Onsite and online moderators will take this into account and will encourage the audience to express their views. Both have the required experience to perform this task.
This roundtable adds to the previous discussions in different IGF sessions, which have tried to highlight, from different perspectives, the importance of gender inclusion in the information economy and society. Central to the call for digital equality are claims that the Internet has the potential to be a driver of accelerated progress towards the achievement of the Sustainable Development Goals (SDGs) and the UN’s 2030 Agenda for Sustainable Development. Goal 5b specifically identifies the enhanced “…use of enabling technology, in particular ICTs, to promote the empowerment of women”, while SDG 9C is concerned with promoting universal ICT access and goal 17.6 with promoting global collaboration on and access to science, technology and innovation.
Yet currently we do not have data to paint an accurate picture of ICT penetration. Even if we made progress towards the targets we would not know in the case of most countries in the Global South, whose access is predominantly through pre-paid mobile services, for example. Supply side figures for Internet used at the global level simply measure the number of SIM cards sold, not unique subscribers. They are therefore highly inflated. This kind of data also cannot be disaggregated by sex, income levels or education, or even by the urban and rural location of users. Descriptive indicators can mask digital inequalities between men and women and other factors determining the uneven take-up of ICT.
The #AfterAccess (http://afteraccess.net/) survey conducted in 20 countries across the Global South in 2017 and 2018 goes some way to addressing some of these challenges. Demand side surveys are the only way to get data beyond connectivity on who the user is, what they are using the Internet for, how much they spend on the Internet or whether they have the know-how to use this service to improve their lives or to protect themselves from harm. As the surveys are nationally-representative, sex disaggregated data can be linked to other indicators such as income, education, location, age, enabling the identification of key points of policy intervention for addressing the ICT use gender gap in the Global South.
This roundtable aims to contribute to the current discussion on ICT gender inequalities in the Global South (Africa, Asia and Latin America).
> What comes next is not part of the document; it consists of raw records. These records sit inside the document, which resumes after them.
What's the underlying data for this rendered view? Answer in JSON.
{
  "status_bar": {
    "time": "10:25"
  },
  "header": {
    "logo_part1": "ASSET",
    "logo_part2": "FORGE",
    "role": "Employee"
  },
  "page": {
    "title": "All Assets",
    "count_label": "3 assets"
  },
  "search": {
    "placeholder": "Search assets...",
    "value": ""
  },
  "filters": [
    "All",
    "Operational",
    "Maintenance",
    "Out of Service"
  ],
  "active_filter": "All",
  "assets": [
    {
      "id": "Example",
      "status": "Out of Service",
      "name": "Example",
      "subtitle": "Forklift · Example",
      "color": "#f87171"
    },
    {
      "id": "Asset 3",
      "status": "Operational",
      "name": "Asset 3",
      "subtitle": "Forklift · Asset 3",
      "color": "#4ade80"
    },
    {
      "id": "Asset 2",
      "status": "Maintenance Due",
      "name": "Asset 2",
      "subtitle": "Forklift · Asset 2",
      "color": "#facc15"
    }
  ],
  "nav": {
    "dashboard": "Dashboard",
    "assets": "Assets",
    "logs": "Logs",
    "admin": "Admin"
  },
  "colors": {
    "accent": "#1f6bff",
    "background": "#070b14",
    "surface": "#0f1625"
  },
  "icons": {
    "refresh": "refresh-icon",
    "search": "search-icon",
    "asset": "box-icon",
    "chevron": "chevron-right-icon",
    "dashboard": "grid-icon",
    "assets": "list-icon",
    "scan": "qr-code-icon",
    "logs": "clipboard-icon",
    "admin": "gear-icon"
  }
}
The findings to be discussed provide an accurate picture of gender differences in access and importantly ICT use. Gender inequality can also be located at the intersection of other inequalities such as class (income/education), race, location (urban/rural). This goes some way to nuancing conceptions of women and men as homogenous groups that have plagued much of the quantitative research and grand claims in this area. Moreover, there are deeply entrenched drivers of inequality such as social and cultural norms, as well as attitudes towards women that do need to be taken into account when analysing women’s access and use of ICT that cannot be ascertained from quantitative studies. The discussants will also refer to focus groups conducted to further examine some of the findings of the surveys and to identify other explanations of gender inequality.
There is a much wider community of interest in the survey, the gender dimensions of it, and the policy implications. Dozens of government, regulatory and statistical officers that collaborated on the survey, together with the students in many countries who undertook the survey or have used the data in the regions, who will not be able to be present have expressed their interest in active, on-line participation. For this reason we have secured an experienced online moderator who has a good understanding of the research and policy issues and who will be able to intervene and engage on behalf of those online.